手肘到手腕划了好长一道口子,鲜血蜿蜒着流出来,到指尖汇合,水龙头漏水一样的往下落。
付聿礼皱眉看着毁了的鲸鱼框架,脸色不怎么好看,不知道是因为工作没有顺利完成,还是因为疼痛导致。
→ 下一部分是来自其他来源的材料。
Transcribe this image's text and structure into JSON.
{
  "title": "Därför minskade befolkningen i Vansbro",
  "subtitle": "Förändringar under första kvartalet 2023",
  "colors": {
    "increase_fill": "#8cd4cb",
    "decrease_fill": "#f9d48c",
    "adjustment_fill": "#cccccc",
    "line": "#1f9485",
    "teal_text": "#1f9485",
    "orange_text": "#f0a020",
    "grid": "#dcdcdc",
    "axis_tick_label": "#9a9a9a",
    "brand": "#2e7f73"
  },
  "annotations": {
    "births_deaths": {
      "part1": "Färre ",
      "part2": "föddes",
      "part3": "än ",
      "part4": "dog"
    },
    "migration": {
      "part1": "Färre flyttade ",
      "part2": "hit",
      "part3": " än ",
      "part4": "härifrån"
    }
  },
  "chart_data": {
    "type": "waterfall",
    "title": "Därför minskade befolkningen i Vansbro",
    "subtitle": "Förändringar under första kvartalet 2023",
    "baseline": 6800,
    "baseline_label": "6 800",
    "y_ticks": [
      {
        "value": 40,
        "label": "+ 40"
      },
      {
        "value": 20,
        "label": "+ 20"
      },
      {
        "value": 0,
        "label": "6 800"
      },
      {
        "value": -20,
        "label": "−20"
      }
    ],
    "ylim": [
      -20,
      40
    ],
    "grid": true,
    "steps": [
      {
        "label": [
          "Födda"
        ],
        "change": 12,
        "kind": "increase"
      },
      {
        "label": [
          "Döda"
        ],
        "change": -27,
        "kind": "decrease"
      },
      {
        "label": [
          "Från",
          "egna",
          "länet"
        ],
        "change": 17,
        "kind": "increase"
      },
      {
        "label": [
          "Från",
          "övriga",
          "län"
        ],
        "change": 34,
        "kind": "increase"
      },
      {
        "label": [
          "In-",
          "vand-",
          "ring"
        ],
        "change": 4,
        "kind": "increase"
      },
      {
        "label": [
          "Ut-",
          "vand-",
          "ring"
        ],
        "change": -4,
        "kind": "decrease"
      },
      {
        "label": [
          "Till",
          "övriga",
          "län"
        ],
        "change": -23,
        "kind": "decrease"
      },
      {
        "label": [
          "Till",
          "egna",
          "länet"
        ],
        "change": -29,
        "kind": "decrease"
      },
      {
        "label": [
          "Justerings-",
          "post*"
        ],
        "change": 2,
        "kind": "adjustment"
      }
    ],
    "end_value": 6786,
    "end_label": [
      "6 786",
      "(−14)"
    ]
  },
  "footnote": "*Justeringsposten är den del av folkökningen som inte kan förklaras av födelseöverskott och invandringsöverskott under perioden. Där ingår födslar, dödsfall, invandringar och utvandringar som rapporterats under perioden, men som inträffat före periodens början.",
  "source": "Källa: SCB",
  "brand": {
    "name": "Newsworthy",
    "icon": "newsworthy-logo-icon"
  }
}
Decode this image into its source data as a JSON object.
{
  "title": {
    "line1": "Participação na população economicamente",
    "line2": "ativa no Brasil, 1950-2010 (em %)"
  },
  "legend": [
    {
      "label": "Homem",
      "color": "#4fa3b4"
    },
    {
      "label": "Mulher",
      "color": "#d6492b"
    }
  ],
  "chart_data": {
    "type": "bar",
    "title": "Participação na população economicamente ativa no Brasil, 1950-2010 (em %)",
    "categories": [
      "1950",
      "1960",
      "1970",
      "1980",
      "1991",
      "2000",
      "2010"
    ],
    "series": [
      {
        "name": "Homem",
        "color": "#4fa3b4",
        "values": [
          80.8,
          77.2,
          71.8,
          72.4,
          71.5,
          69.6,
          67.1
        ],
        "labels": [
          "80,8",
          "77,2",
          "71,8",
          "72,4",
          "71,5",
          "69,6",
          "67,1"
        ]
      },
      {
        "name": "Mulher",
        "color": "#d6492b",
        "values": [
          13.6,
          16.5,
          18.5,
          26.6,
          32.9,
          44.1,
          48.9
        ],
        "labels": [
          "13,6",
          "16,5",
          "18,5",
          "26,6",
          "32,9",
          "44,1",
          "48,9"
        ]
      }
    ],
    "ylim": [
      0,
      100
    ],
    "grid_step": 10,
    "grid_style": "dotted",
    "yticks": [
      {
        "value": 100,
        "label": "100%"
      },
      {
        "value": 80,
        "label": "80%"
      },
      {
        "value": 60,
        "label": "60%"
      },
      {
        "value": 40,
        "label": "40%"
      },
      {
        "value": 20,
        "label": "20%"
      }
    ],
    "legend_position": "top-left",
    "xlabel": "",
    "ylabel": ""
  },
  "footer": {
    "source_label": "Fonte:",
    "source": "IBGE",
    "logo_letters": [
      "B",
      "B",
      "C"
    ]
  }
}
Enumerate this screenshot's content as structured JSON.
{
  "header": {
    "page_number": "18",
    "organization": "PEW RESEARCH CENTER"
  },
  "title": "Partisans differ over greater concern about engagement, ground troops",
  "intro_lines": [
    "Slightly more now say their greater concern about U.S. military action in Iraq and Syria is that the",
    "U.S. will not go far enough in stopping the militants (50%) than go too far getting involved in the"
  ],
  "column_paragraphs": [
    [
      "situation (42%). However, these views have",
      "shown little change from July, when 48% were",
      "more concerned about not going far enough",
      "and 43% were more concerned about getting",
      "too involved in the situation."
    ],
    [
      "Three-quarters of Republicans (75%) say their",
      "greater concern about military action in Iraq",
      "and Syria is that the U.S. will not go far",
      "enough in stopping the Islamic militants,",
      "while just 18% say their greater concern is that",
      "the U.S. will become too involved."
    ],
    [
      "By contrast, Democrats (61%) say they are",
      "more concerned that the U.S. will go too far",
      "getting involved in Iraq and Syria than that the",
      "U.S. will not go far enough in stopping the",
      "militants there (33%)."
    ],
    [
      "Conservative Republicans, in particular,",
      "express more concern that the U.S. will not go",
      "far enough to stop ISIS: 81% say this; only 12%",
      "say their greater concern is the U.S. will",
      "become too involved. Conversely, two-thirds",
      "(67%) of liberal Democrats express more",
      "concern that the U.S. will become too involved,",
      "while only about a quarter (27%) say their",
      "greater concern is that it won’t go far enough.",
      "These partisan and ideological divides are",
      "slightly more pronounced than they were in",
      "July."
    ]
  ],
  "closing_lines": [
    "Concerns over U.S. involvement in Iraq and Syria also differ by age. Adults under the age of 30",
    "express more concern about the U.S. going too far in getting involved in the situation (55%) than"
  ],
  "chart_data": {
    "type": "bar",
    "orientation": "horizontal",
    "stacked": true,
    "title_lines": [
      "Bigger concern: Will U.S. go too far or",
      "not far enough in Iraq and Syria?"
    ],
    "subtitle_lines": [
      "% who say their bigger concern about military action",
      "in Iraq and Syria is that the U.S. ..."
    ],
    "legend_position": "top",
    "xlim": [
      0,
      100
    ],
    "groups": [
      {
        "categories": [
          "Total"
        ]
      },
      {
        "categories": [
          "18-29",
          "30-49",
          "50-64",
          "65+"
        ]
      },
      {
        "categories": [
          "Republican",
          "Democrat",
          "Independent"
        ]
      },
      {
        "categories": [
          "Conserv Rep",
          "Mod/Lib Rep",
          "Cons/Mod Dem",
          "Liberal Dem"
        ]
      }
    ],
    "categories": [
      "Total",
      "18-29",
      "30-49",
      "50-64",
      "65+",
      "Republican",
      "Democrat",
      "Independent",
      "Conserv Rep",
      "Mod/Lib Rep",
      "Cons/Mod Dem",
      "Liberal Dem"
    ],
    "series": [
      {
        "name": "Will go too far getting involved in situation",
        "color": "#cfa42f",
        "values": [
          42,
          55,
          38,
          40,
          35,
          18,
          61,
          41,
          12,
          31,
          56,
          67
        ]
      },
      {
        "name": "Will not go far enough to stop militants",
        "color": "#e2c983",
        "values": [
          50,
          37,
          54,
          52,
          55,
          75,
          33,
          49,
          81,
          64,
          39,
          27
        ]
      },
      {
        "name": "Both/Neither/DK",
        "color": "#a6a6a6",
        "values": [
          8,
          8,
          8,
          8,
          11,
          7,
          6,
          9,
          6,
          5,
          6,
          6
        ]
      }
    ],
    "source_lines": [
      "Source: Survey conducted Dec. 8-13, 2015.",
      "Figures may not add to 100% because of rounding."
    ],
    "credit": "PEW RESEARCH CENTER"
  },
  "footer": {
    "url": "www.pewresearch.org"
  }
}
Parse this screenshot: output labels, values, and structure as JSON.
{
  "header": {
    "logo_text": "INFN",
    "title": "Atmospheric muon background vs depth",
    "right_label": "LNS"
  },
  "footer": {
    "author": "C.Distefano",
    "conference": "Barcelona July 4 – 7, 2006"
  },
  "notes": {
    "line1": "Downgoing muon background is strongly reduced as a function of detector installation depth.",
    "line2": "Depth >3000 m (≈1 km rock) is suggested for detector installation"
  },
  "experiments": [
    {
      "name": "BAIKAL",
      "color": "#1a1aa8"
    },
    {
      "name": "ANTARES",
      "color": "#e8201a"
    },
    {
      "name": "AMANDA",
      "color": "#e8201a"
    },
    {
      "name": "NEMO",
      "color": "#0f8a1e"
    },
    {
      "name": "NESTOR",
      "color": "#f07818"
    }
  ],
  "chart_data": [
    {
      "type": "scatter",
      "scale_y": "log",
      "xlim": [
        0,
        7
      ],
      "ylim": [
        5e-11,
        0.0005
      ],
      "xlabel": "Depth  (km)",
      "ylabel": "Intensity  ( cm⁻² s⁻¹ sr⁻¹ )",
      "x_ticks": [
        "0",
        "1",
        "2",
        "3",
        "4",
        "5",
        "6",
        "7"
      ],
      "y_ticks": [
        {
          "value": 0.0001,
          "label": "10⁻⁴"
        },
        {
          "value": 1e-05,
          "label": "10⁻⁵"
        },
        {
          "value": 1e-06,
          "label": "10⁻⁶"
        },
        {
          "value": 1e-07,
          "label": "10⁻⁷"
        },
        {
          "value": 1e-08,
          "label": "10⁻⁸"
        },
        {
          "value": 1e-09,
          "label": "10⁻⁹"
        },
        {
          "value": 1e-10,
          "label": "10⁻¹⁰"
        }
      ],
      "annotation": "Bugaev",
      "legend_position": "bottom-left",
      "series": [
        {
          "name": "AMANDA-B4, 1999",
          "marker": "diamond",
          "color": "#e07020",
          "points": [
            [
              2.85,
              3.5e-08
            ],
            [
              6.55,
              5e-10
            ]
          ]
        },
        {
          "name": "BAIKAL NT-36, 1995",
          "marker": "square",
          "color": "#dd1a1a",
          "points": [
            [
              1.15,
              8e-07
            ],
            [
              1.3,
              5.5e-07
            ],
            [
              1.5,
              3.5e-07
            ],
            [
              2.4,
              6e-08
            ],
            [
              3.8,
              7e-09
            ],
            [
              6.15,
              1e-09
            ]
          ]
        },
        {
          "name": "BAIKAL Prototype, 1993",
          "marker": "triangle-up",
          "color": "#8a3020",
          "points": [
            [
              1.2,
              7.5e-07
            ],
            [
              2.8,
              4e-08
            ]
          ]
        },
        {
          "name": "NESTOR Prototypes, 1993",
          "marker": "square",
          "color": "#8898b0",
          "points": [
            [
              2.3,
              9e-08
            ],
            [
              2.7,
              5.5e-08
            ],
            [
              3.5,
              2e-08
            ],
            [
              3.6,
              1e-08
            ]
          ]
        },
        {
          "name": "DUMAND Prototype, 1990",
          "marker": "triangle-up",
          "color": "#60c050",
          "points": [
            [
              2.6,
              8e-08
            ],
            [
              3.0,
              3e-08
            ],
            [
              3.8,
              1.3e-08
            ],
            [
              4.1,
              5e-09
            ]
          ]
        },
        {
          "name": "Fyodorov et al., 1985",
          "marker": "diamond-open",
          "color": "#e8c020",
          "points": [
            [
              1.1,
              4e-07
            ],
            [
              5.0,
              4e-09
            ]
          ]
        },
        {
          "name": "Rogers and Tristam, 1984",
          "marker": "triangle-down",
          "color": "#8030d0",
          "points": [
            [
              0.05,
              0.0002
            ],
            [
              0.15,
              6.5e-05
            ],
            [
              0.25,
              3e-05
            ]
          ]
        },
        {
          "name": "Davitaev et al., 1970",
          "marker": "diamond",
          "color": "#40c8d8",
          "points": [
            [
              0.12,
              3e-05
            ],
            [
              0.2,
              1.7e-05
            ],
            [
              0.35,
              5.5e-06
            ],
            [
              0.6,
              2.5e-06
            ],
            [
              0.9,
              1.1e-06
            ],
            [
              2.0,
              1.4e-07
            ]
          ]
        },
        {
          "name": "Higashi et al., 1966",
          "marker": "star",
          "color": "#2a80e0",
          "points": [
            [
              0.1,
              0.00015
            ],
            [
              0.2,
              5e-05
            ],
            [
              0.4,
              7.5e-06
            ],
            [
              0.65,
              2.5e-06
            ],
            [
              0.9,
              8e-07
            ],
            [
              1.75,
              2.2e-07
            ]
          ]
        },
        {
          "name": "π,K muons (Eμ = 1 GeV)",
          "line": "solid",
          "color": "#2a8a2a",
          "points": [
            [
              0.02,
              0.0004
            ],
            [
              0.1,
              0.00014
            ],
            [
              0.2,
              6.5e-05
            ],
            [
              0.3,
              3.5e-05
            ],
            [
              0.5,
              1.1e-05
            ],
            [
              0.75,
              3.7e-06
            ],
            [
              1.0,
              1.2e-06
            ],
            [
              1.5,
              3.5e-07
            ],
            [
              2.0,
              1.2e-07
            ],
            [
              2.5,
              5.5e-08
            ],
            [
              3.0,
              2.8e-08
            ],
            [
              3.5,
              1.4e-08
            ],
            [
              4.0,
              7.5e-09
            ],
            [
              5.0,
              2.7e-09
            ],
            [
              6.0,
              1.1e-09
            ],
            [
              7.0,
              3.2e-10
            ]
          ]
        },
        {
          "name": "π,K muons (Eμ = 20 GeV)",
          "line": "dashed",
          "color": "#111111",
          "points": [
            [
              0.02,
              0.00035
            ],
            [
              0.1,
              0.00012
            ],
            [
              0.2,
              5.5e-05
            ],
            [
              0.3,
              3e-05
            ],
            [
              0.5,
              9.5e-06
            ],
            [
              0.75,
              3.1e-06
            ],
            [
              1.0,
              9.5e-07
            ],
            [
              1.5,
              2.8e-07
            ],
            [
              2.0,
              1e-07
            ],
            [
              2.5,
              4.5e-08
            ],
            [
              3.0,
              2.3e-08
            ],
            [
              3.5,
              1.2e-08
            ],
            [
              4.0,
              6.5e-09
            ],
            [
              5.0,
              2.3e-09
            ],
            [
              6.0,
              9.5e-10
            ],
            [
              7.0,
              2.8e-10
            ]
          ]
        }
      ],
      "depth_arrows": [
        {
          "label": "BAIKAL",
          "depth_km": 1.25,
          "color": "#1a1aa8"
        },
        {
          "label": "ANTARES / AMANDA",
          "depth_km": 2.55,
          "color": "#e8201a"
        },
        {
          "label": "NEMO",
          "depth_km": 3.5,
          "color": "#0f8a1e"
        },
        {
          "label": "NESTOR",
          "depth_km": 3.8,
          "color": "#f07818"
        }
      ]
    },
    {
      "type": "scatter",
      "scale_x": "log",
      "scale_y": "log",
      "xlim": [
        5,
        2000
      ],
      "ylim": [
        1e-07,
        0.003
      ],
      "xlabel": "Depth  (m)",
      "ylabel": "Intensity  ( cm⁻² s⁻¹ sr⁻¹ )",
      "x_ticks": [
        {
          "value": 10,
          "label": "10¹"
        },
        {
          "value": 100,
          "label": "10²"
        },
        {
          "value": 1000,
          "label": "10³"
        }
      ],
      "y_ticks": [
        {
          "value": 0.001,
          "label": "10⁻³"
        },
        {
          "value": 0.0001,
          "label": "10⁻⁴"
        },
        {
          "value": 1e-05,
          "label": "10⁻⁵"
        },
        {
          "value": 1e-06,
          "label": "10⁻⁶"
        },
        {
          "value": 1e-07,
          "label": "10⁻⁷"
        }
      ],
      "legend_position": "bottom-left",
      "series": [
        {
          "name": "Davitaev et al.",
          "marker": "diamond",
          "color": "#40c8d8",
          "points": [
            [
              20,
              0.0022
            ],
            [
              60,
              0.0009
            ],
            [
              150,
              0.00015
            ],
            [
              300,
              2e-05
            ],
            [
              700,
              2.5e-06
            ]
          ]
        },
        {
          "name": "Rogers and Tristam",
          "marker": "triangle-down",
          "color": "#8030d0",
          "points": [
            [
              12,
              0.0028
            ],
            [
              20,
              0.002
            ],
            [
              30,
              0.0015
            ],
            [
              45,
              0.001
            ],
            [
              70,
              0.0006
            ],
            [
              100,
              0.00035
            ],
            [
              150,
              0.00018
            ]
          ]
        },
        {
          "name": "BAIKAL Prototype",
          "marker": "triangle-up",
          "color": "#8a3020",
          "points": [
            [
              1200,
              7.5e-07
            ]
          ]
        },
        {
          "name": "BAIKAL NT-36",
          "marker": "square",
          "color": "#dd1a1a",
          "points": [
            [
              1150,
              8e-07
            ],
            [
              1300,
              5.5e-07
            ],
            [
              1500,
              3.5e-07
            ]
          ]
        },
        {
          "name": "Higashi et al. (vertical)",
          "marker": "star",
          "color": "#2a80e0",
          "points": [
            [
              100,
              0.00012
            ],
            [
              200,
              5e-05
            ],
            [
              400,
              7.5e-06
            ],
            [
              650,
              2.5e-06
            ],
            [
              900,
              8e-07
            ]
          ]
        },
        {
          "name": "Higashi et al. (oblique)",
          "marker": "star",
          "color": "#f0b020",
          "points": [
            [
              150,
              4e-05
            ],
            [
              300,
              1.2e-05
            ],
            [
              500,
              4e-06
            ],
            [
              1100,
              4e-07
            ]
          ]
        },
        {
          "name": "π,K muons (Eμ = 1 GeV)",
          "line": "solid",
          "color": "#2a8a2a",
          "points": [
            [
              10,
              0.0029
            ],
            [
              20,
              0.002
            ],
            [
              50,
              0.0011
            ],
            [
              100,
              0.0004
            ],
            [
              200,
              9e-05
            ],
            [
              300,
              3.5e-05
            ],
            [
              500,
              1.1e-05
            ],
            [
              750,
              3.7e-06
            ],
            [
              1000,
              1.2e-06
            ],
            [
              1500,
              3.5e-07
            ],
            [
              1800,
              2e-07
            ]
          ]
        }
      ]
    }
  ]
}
点心也不用吃了,安愉这会也吓饱了,工人收尾,她带着付聿礼则前往就近的医院治疗。
打破伤风,清创后缝针,无麻药情况下缝了24针。
付聿礼薄唇紧抿,眼睛盯着窗外的梧桐叶,另一手搭在膝盖上轻点。
他的模样似乎无关紧要,脸色却一点一点白了起来,衬得双眸更加漆黑清凉。
安愉一直站在侧面靠后的位置,不敢看那道伤口,而是盯着他的下颌线发呆。
医生嘱咐三天换药,伤口不能碰水。
两人并肩朝外走去。
衣袖已经被划破,沾染着血迹,付聿礼低着头正在一卷一卷的往上翻。
脚步陡然一顿,他转头看向另一侧。
“怎么不走了?”
这个点,医院过道上还是人来人往。
安愉往旁边避了一步,随后沉默的看着他。
付聿礼又问了一遍,“怎么了?”
安愉说:“毫厘之差,那个鱼尾可以削掉你的脑袋了。”
“嗯。”
付聿礼点头,“好在没碰到。”
安愉冷淡的扯了下嘴角,“侥幸吗?要是碰到了我现在是不是在收拾你的脑浆了?”
付聿礼没有接话,想了想问:“你是在生气?”
“没有。”
安愉否认的干脆,“反正我又没损失。”
话是这么说,但她的模样看过去一点都不像是没关系的样子。
付聿礼知道她是担心自己,这种反向的关心让他有种微妙的感觉,像蒲公英的种子摇摇晃晃荡在空中,阳光一洒,闪着点点金光,挺温暖的。